Dari hasil kajian dan informasi yang berhasil dikumpulkan LSM Pusat Informasi Dokumentasi Rakyat Demokratik (PIDRD), beber Kuncoko, sebenarnya banyak Anggota DPRD Kabupaten Tuban periode 2019-2024 yang punya rumah sendiri di Tuban Kota atau tidak jauh dari kantor Anggota Dewan. Maka, tunjangan uang sewa rumah tersebut diduga banyak tidak terpakai dan cenderung masuk kantong pribadi Anggota DPRD tanpa teralokasikan sebagaimana mestinya.

‘’Anggota DPRD Tuban itu banyak yang kaya raya. Mereka sudah punya rumah, sudah mapan. Jadi dari hasil investigasi kami, uang tunjangan yang tiap bulan masuk rekening itu sepertinya tidak untuk sewa rumah. Coba dimana para Anggota Dewan itu menyewa rumah? Dimana alamatnya? Mana kuitansi bayar sewa? Kemana uang lebihnya? Saya mau tahu. Setelah kami kirimi surat, nyatanya mereka tidak dapat memberi bukti. Inilah makanya saya minta KPK mampir ke Tuban untuk memeriksa semuanya,’’ ujarnya.

Selain mempertanyakan penggunaan tunjangan sewa rumah tersebut, tukas Kuncoko, pihaknya juga penasaran angka Rp.24.500.000 itu muncul dari mana dan seperti apa surveinya sehingga keluar angka yang tidak rasional tersebut. Angka tersebut bahkan oleh BPK Provinsi Jawa Timur sudah diminta agar disesuaikan lagi dengan harga nyata di lapangan.

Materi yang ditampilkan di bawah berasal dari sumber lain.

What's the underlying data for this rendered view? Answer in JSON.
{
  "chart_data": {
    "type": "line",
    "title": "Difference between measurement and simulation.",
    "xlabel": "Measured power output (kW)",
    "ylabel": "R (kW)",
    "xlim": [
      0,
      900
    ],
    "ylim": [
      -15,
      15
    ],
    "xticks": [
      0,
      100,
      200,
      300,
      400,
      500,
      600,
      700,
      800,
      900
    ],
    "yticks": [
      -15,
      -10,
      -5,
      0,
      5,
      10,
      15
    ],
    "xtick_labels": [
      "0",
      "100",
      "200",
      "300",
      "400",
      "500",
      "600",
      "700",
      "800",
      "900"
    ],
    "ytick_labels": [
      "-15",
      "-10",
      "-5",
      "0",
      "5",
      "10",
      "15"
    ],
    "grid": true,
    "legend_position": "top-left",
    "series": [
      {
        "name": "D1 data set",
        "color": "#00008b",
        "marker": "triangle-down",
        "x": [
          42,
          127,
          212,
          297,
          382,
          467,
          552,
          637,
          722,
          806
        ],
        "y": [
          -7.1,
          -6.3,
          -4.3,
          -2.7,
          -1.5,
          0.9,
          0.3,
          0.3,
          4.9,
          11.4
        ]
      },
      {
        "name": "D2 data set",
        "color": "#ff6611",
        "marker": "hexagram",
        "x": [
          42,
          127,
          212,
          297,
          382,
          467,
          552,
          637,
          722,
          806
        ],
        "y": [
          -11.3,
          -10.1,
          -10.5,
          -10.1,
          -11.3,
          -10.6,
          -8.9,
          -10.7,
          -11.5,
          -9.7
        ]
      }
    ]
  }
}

‘’Coba mana dasar perhitungannya? Cukup dengan uang Rp4 juta bisa saya bantu carikan sewa rumah terbaik dan luas di Kota Tuban untuk Anggota DPRD. Saya akan tunjukkan bahwa untuk sewa rumah dinas tidak perlu angka Rp.24.500.000, cukup Rp4 juta pasti dapat. Geram saya lihat uang rakyat dipakai main-main begini,’’ pungkasnya.

Kuasa Hukum Kuncoko, Muhammad Mualimin menambahkan, pihaknya menduga ada pemborosan anggaran daerah atas nama regulasi Perbub Nomor 83 tahun 2020 tentang Tunjangan Rumah Ketua DPRD dan Anggota DPRD Tuban.

“Apapun alasannya pemborosan uang negara tidak dapat dibenarkan. Dalam situasi sulit saat pandemi Covid-19 mestinya wakil rakyat peka dan prihatin dengan kondisi masyarakat. Bukan malah memanjakan diri dengan segudang tunjangan jumbo tidak rasional,” tambahnya.

Sebagaimana diketahui, Ketua LSM Pusat Informasi Dokumentasi Rakyat Demokratik (PIDRD), Kuncoko, khusus datang dari Tuban Jawa Timur ke Gedung KPK di Jakarta untuk melaporkan Ketua DPRD Tuban, Miyadi beserta 49 anggotanya dan mantan Bupati Tuban dua periode Fathul Huda.

Dalam pelaporan hari senin 12 September 2022 tersebut, Kuncoko menunjuk dua Pengacara, yaitu Muhammad Mualimin dan A. Imam Santoso sebagai Penasihat Hukum dan Pendamping dalam memberikan keterangan di Komisi Pemberantasan Korupsi (KPK).